Independiente cayó con Gimnasia y quedó en las puertas de una crisis

El Lobo se impuso con un gol de cabeza de Suso y el Rojo, que jugó muy mal y sólo tuvo empuje al final, sigue sin ganar en el Clausura.

Gimnasia le dio una lección a Independiente. Le ganó porque lo planteó mejor, tuvo más intensidad y fue más inteligente para leer el partido. Y no se impuso por una diferencia más amplia sólo por su falta de eficacia a la hora de definir.

El Lobo dejó desnudo al Rojo. Expuso todas sus debilidades. Denunció sus severos problemas estructurales. Aprovechó las grietas, cada vez más ostensibles, y lo demolió sin objeciones ni contemplaciones.

Julio Vaccari tiene motivos para estar muy preocupado. Su equipo no para de involucionar. En cada partido juega peor que en el anterior. La imagen que le devuelve el espejo es cada día menos agraciada: se advierte un conjunto ajado, frágil, vulnerable a las brisas de cualquier rival de turno. En La Plata, los de Avellaneda evidenciaron las mismas falencias que fueron flagrantes desde que comenzó el semestre.

Los extremos, Mazzantti y Montiel, no retroceden cuando los laterales contrarios pasan al ataque. Cabral, ubicado como volante interior por izquierda, vuelve pero no tiene aptitud para la marca y sus obligaciones defensivas no sólo lo desgastan en vano, sino que lo llevan a arrancar muy lejos de la zona de creación. Los marcadores de punta, Godoy y Zabala, descuidan sus espaldas. La defensa, con tres caras nuevas en relación a la del año pasado, se debilitó y Freire, quien perdió de arriba con Suso en el gol de Gimnasia, todavía está muy lejos del nivel que supo mostrar Valdéz, quien se recupera de una lesión en el tobillo derecho.

EN CAIDA

El Rojo volvió a arrancar abajo, tal como ya le sucedió en este semestre contra Gimnasia de Mendoza (2-1), Sarmiento (2-2) y Talleres (1-2).
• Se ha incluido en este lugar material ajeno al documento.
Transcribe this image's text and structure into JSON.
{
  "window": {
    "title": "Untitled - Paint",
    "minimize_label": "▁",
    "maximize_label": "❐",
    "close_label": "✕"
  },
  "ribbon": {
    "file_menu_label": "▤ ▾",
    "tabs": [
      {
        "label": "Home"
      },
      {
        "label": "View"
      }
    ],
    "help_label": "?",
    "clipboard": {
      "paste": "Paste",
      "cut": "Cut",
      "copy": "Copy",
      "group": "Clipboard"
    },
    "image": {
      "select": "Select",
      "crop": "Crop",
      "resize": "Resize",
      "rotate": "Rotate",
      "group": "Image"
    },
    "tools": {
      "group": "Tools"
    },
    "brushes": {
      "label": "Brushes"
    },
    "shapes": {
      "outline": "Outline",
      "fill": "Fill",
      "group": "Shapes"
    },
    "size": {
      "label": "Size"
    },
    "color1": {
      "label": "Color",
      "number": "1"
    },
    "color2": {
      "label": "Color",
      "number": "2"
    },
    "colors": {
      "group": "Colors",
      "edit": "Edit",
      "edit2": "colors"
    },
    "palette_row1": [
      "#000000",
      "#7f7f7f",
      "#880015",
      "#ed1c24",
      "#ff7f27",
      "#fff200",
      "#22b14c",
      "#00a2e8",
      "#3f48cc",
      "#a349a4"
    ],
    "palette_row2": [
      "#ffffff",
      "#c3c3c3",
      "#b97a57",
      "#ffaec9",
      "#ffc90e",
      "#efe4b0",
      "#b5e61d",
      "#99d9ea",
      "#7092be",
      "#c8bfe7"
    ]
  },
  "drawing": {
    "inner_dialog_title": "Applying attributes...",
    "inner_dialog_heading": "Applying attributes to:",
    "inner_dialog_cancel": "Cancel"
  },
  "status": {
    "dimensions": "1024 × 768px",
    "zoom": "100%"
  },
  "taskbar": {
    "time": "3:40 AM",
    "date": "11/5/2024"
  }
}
Una tendencia que no es casualidad, sino una consecuencia de los malos planteos iniciales de un conjunto que perdió el ritmo que lo distinguió en el semestre pasado.

El Lobo, que jugó con un 4-4-2 muy ofensivo con Merlo, Panaro, Torres y Briasco, se replegó mucho en el complemento. Pudo haber pagado el precio de haber desperdiciado muchas situaciones muy claras. Pero resistió ante un Independiente que tuvo empuje con el ingreso de Pussetto. Y consiguió su primer triunfo en el torneo. El Rojo quedó en las puertas de una crisis.